Having been bitten by the vintage bug, I started to look into this side of audio. Those were the days when one could still find good stuff on eBay. Having restored the Quad II amplifiers, I then realized that contrary to popular belief, they were not the best mates for the ESL speakers. One listen to my friend’s Mark Levinson ML2s driving the ESL put that myth to rest. I went off hunting for deals, and managed to score a pair of Leak TL12.1 amplifiers and a pair of Brook 12A and Telefunken V69a amps over the next few years. I started researching into vintage components, such as antique carbon composition resistors and their modern equivalents (like Kiwame carbon film resistors and so on), antique oil capacitors (TCC Super Metalpacks) vs. modern ones (Jensen and Audio Note PIO or paper in oil caps), chassis wires and other components.
Looking at the construction of the three amps sort of tells you the very different approaches the manufacturers took in building the amps. The Leak is very neat, with all the components mounted on a tag board. That might mean an unnecessarily long signal path, but it makes working on the amps very easy. All the wiring is in looms, tucked into the corners. In fact, having worked on these amps, I can tell you that any deviation from the original wiring arrangement could result in extra noise.

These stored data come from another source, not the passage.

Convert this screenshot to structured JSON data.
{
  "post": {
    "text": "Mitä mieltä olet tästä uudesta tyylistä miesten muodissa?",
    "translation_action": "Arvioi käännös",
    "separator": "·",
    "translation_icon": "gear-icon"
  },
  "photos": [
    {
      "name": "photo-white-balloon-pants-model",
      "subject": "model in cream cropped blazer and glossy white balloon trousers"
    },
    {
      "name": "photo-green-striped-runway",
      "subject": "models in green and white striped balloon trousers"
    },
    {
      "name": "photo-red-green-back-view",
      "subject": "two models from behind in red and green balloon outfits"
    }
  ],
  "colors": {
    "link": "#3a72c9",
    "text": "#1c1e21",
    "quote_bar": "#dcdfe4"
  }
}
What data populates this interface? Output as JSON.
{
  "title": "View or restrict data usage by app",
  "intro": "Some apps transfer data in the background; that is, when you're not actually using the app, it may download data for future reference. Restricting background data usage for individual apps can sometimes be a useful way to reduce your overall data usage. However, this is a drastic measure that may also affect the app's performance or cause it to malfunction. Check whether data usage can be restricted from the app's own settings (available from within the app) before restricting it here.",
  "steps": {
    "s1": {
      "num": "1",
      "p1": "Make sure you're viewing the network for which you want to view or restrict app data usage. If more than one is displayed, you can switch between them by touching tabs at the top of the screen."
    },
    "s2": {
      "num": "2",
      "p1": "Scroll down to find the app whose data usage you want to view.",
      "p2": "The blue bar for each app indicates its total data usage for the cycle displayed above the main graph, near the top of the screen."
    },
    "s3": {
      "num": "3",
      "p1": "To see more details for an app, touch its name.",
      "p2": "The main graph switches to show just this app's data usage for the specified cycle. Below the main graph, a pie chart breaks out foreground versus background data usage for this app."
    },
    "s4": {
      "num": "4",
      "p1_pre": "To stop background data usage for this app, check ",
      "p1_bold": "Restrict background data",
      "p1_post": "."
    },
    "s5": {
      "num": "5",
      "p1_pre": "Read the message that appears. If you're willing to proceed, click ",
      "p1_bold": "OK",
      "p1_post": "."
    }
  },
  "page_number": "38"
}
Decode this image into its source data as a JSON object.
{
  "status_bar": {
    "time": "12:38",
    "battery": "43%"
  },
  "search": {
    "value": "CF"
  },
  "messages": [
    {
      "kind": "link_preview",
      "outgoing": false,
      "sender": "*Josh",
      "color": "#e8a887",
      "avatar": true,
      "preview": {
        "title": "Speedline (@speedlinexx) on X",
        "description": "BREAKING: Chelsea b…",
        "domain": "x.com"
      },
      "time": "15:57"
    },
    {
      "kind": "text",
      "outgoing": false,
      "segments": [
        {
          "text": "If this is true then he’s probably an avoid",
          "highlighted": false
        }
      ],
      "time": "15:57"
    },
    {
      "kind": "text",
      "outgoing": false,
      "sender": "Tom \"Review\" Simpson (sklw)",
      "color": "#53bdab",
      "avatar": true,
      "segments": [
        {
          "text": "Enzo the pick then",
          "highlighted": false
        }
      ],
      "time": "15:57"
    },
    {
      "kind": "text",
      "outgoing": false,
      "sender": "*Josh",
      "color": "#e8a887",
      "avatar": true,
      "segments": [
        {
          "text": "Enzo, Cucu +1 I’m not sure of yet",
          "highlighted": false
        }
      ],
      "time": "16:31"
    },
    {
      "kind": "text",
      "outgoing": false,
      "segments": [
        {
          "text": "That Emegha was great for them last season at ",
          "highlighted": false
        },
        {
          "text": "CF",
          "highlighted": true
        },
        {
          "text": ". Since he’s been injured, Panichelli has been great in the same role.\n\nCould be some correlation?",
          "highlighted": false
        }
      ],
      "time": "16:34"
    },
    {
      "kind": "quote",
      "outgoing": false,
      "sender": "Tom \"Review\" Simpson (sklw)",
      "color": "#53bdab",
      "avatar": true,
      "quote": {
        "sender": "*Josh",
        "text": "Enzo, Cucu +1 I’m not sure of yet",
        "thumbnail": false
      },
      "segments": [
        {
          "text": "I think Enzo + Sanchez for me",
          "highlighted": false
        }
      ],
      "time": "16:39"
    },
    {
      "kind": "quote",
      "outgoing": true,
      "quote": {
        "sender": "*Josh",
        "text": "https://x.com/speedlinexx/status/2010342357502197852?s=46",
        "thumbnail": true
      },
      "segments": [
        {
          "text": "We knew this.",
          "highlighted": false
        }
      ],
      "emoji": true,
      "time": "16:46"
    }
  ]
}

The original TCC oil coupling caps that came with those amps were electrically leaky. They had rubber end caps, unlike their superior military grade “Super Metalpack” cousins. The rubber had all hardened after decades. I put in some industrial polypropylene and foil caps and replaced all the resistors, which had all drifted in value, with Kiwame carbon films, to make sure the amps worked before investing in more expensive caps. Everything measured correctly, and indeed the amps sounded fine. I then ordered some copper foil PIO caps from Jensen and put those in. The difference was obvious and can be summed up this way: with the plastic caps, I was listening to Carol Kidd singing. With the PIO caps, Carol Kidd was singing to me. I could experience more emotion and nuances, the little inflections in tone, the little mannerisms. The Super Metalpacks sounded a little more laid back but again had that organic quality missing from the plastic caps.
One issue with vintage amps like these is the difficulty in getting the old (no longer legal by today’s standards) power connectors. No IEC sockets on these. Fortunately, an old wireless (radio) shop in Kowloon still had a stock of these now-illegal connectors in their warehouse, which they were happy to sell to me, as well as some octal plugs that have also become hard to find. They also had a stash of NOS vacuum tubes for TV sets (the audio tubes were long gone) that they still displayed on their shop window, but that probably nobody had bought for 40 years. The shop was packed top to bottom with parts, but the two ladies who ran the store always knew where everything was. After having been in business for more than 60 years, it sadly closed its doors about 10 years ago.